CHURCH HALL

CHURCH HALL

The last great bar in a very quiet Georgetown
— Geoff Dawson

Tin Shop. was growing and Peter Bayne and I looked at a cavernous spot for rent in Georgetown. I remembered this as an indoor mall that had been built in the 1970’s, which had then turned into a parking garage when it had run its course. We kicked the tires a few times and eventually were seduced by the shear size of the space. We could build anything here.

Peter said the space was big enough to be a church and we ran with it— Church Hall was born. That’s how most of the names arrive, from a random comment or maybe a vintage magazine ad. We never know.

The bar sits under a long parking ramp that runs in from Wisconsin Avenue and this gave us a huge mezzanine space that seemed perfect for a second bar.

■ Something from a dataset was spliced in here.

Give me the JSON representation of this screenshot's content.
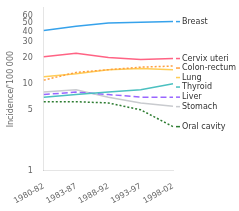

In many ways, this was a return to Georgetown for me. I had lived on 34th street until I was 8 years old, had torn tickets at the Georgetown Theater when I was in high school and had pumped gas at the Gulf Station at Wisconsin and Q St. I remember evenings, walking along the canal with my Dad, and waving to the conductor as the train delivered coal to the power plant, or lumber to Galliher Huguely Lumber Yard, both under Whitehurst Freeway.

Church Hall was an immediate hit with Georgetown University and other college students and that made us the go-to college bar. In my experience, that’s s tough business to survive, thanks to smart kids and fake ID’s. So when the pandemic struck, we decided to rebrand as Clubhouse, a 23 and up bar.